Music student Abigail Coetzee kick-started the event with some tranquil sounds on the keyboard. The Foundation for Professional Development supplied the documentary The President Needs More Time, which features South African and global activists. There was a white board on which one could write comments to be added to the archives, and a timeline of projects was displayed on the centre’s interior steps.

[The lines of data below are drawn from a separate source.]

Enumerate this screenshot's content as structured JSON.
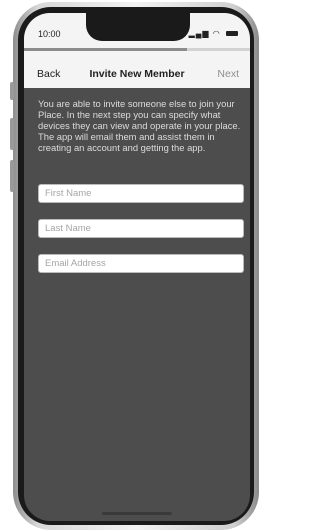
{
  "status_bar": {
    "time": "10:00",
    "icons": "…ıl ◉"
  },
  "loading_progress": 0.72,
  "nav": {
    "back_label": "Back",
    "title": "Invite New Member",
    "next_label": "Next"
  },
  "intro_text": "You are able to invite someone else to join your Place. In the next step you can specify what devices they can view and operate in your place.  The app will email them and assist them in creating an account and getting the app.",
  "form": {
    "first_name": {
      "placeholder": "First Name",
      "value": ""
    },
    "last_name": {
      "placeholder": "Last Name",
      "value": ""
    },
    "email": {
      "placeholder": "Email Address",
      "value": ""
    }
  }
}
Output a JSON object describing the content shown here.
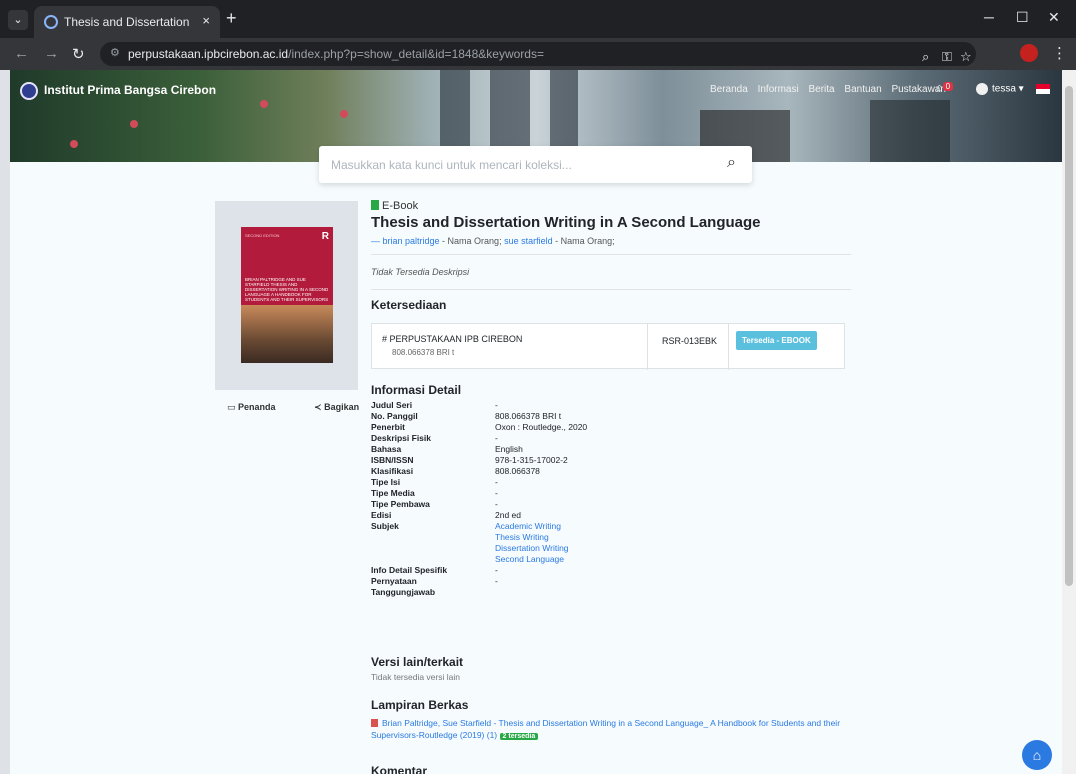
{
  "browser": {
    "tab_title": "Thesis and Dissertation Writing",
    "tab_close": "×",
    "new_tab": "+",
    "url_host": "perpustakaan.ipbcirebon.ac.id",
    "url_path": "/index.php?p=show_detail&id=1848&keywords="
  },
  "site": {
    "brand": "Institut Prima Bangsa Cirebon",
    "nav": [
      "Beranda",
      "Informasi",
      "Berita",
      "Bantuan",
      "Pustakawan"
    ],
    "cart_count": "0",
    "user": "tessa"
  },
  "search": {
    "placeholder": "Masukkan kata kunci untuk mencari koleksi..."
  },
  "cover": {
    "edition_text": "SECOND EDITION",
    "publisher_mark": "R",
    "title_text": "BRIAN PALTRIDGE AND SUE STARFIELD THESIS AND DISSERTATION WRITING IN A SECOND LANGUAGE A HANDBOOK FOR STUDENTS AND THEIR SUPERVISORS"
  },
  "actions": {
    "bookmark": "Penanda",
    "share": "Bagikan"
  },
  "book": {
    "type": "E-Book",
    "title": "Thesis and Dissertation Writing in A Second Language",
    "author1": "— brian paltridge",
    "author1_role": " - Nama Orang; ",
    "author2": "sue starfield",
    "author2_role": " - Nama Orang;",
    "description": "Tidak Tersedia Deskripsi"
  },
  "availability": {
    "heading": "Ketersediaan",
    "location": "# PERPUSTAKAAN IPB CIREBON",
    "call_number": "808.066378 BRI t",
    "item_code": "RSR-013EBK",
    "status": "Tersedia - EBOOK"
  },
  "detail": {
    "heading": "Informasi Detail",
    "rows": [
      {
        "k": "Judul Seri",
        "v": "-"
      },
      {
        "k": "No. Panggil",
        "v": "808.066378 BRI t"
      },
      {
        "k": "Penerbit",
        "v": "Oxon : Routledge., 2020"
      },
      {
        "k": "Deskripsi Fisik",
        "v": "-"
      },
      {
        "k": "Bahasa",
        "v": "English"
      },
      {
        "k": "ISBN/ISSN",
        "v": "978-1-315-17002-2"
      },
      {
        "k": "Klasifikasi",
        "v": "808.066378"
      },
      {
        "k": "Tipe Isi",
        "v": "-"
      },
      {
        "k": "Tipe Media",
        "v": "-"
      },
      {
        "k": "Tipe Pembawa",
        "v": "-"
      },
      {
        "k": "Edisi",
        "v": "2nd ed"
      },
      {
        "k": "Subjek",
        "v": "Academic Writing"
      },
      {
        "k": "",
        "v": "Thesis Writing"
      },
      {
        "k": "",
        "v": "Dissertation Writing"
      },
      {
        "k": "",
        "v": "Second Language"
      },
      {
        "k": "Info Detail Spesifik",
        "v": "-"
      },
      {
        "k": "Pernyataan",
        "v": "-"
      },
      {
        "k": "Tanggungjawab",
        "v": ""
      }
    ]
  },
  "other_versions": {
    "heading": "Versi lain/terkait",
    "text": "Tidak tersedia versi lain"
  },
  "attachments": {
    "heading": "Lampiran Berkas",
    "file": "Brian Paltridge, Sue Starfield - Thesis and Dissertation Writing in a Second Language_ A Handbook for Students and their Supervisors-Routledge (2019) (1)",
    "badge": "2 tersedia"
  },
  "comments": {
    "heading": "Komentar"
  }
}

Below a large beaded red AIDS ribbon, a large pile of books on offer, published by the centre’s Just Gender partnership with the Embassy of Ireland, noticeably decreased as attendees took copies.
Prof Karen Harris of the Department of Historical and Heritage Studies and Dr Bronwyn Strydom and colleagues at the UP Archive curated the exhibition.
Besides the visual display endorsing the centre’s work, Crewe said UP had provided a haven and a laboratory to try out ideas and “get people to tell you things where it was absolutely safe”.
Prof Frans Viljoen, Director of UP’s Centre for Human Rights, said it had created a sense of solidarity for the many different disciplines at UP working on HIV/AIDS. The centre represented part of the transition of the University from a conservative institution to a more compassionate one, and had helped “solidify the move away from a medicalised understanding of HIV to a much more socially embedded one”.
Prof Charlene Carbonatto of the Department of Social Work and Criminology spoke about “mainstreaming HIV on campus”. She said the centre had given her the opportunity to participate by giving staff workshops so they could see opportunities to build the subject into their modules and make students “HIV-ready” for their personal and post-university professional lives.
Abongile Mcoteli of UP’s Employee Wellbeing Programme concluded the event with a poem, attributed to an unknown monk, about how changing the world starts by changing oneself.
“As the UP community, let us start making the changes ourselves to challenge the stigma that is surrounding HIV,” she added. “If we challenge the stigma at a personal level, then we can influence our family members and those people within our close community. As the small community changes, we are part of a global community, and little by little, we will deal with the stigma, and we will somehow, whatever it needs to defeat HIV and AIDS, we will somehow defeat it.”